L’odyssée des éditions Musidora, emmenées par Nicolas Tellop, s’annonce décidément passionnante : après l’étonnant et riche Anachronopoète, voilà que la jeune et inventive maison annonce la réédition de deux romans cultes devenus introuvables : Ne sont pas morts tous les sadiques et Le Festin des charognes d’un certain Max Roussel dont on sait peu de choses. A l’occasion d’une levée de fonds pour mener ses rééditions à bien, Nicolas Tellop est longuement revenu pour Diacritik sur la personnalité pour le moins trouble de Max Roussel et sur son écriture si étonnante et violente, quelque part entre Céline et Burroughs.
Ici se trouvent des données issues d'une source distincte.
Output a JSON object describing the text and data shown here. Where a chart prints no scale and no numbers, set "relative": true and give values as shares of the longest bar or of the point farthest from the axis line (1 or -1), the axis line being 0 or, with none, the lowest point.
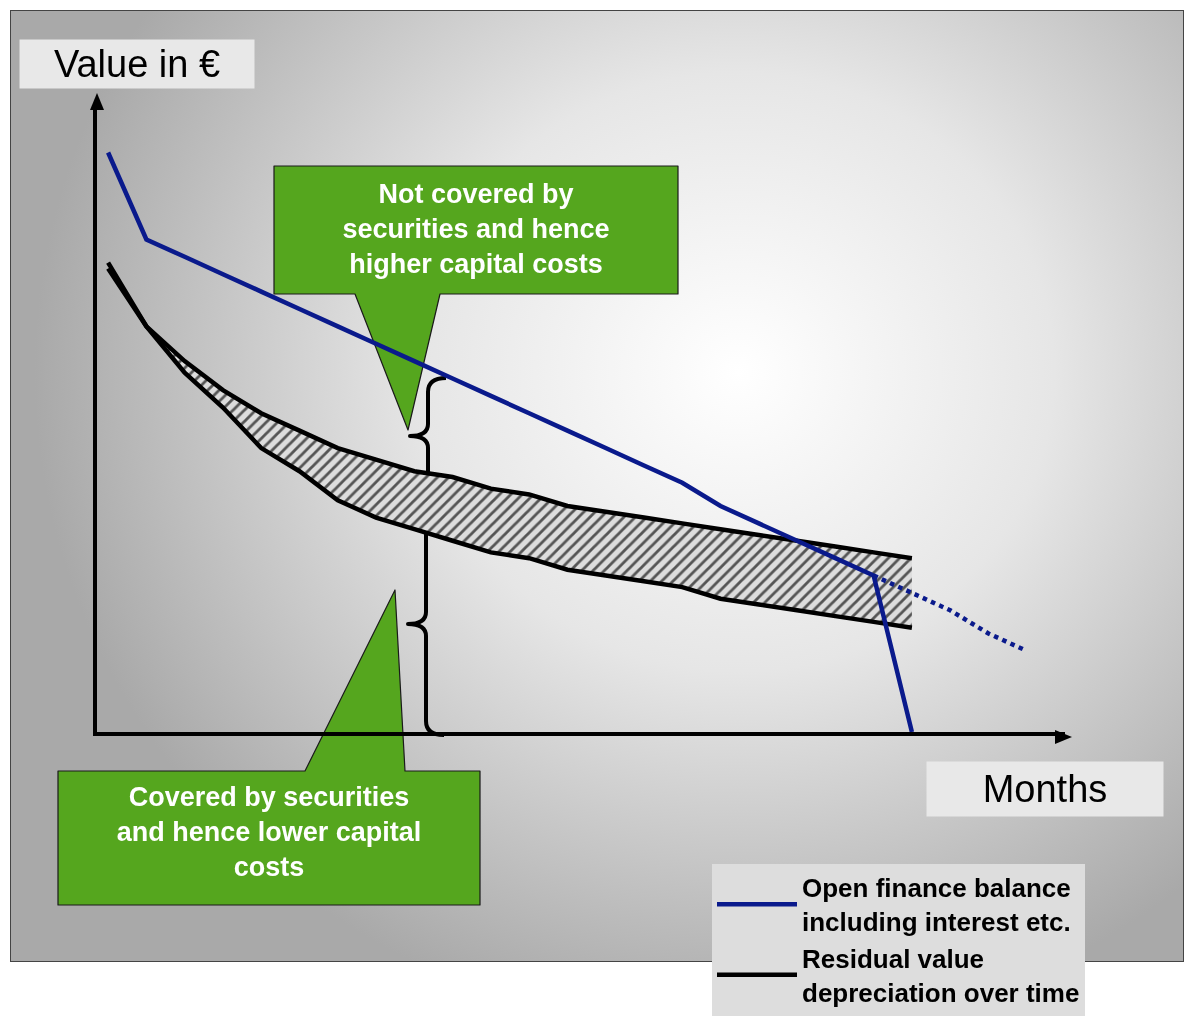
{
  "chart_data": {
    "type": "line",
    "relative": true,
    "legend": "bottom right",
    "xlabel": "Months",
    "ylabel": "Value in €",
    "categories": [
      null,
      null,
      null,
      null,
      null,
      null,
      null,
      null,
      null,
      null,
      null,
      null,
      null,
      null,
      null,
      null,
      null,
      null,
      null,
      null,
      null,
      null,
      null,
      null,
      null
    ],
    "series": [
      {
        "name": "Open finance balance including interest etc.",
        "color": "#0a1a8c",
        "values": [
          1.0,
          0.85,
          0.82,
          0.79,
          0.76,
          0.73,
          0.7,
          0.67,
          0.64,
          0.61,
          0.58,
          0.55,
          0.52,
          0.49,
          0.46,
          0.43,
          0.39,
          0.36,
          0.33,
          0.3,
          0.27,
          0,
          null,
          null,
          null
        ]
      },
      {
        "color": "#0a1a8c",
        "line_style": "dotted",
        "values": [
          null,
          null,
          null,
          null,
          null,
          null,
          null,
          null,
          null,
          null,
          null,
          null,
          null,
          null,
          null,
          null,
          null,
          null,
          null,
          null,
          0.27,
          0.24,
          0.21,
          0.17,
          0.14
        ]
      },
      {
        "name": "Residual value depreciation over time",
        "color": "#000000",
        "values": [
          0.81,
          0.7,
          0.64,
          0.59,
          0.55,
          0.52,
          0.49,
          0.47,
          0.45,
          0.44,
          0.42,
          0.41,
          0.39,
          0.38,
          0.37,
          0.36,
          0.35,
          0.34,
          0.33,
          0.32,
          0.31,
          0.3,
          null,
          null,
          null
        ],
        "upper": [
          0.81,
          0.7,
          0.64,
          0.59,
          0.55,
          0.52,
          0.49,
          0.47,
          0.45,
          0.44,
          0.42,
          0.41,
          0.39,
          0.38,
          0.37,
          0.36,
          0.35,
          0.34,
          0.33,
          0.32,
          0.31,
          0.3,
          null,
          null,
          null
        ],
        "lower": [
          0.8,
          0.7,
          0.62,
          0.56,
          0.49,
          0.45,
          0.4,
          0.37,
          0.35,
          0.33,
          0.31,
          0.3,
          0.28,
          0.27,
          0.26,
          0.25,
          0.23,
          0.22,
          0.21,
          0.2,
          0.19,
          0.18,
          null,
          null,
          null
        ]
      },
      {
        "color": "#000000",
        "values": [
          0.8,
          0.7,
          0.62,
          0.56,
          0.49,
          0.45,
          0.4,
          0.37,
          0.35,
          0.33,
          0.31,
          0.3,
          0.28,
          0.27,
          0.26,
          0.25,
          0.23,
          0.22,
          0.21,
          0.2,
          0.19,
          0.18,
          null,
          null,
          null
        ]
      }
    ],
    "annotations": [
      "Not covered by securities and hence higher capital costs",
      "Covered by securities and hence lower capital costs"
    ]
  }
}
Après L’Anachronopète, les éditions Musidora que vous animez se lancent dans une nouvelle et stimulante aventure éditoriale : publier les deux romans de l’énigmatique Max Roussel, Ne sont pas morts tous les sadiques et Le Festin des charognes. Pouvez-vous, pour commencer, nous présenter Max Roussel ? Que sait-on de lui, sinon que son nom est un pseudonyme, mot-valise entre Max Jacob et Raymond Roussel ? Et surtout comment vous avez découvert son existence et comment vous avez décidé de vous atteler à sa réédition ?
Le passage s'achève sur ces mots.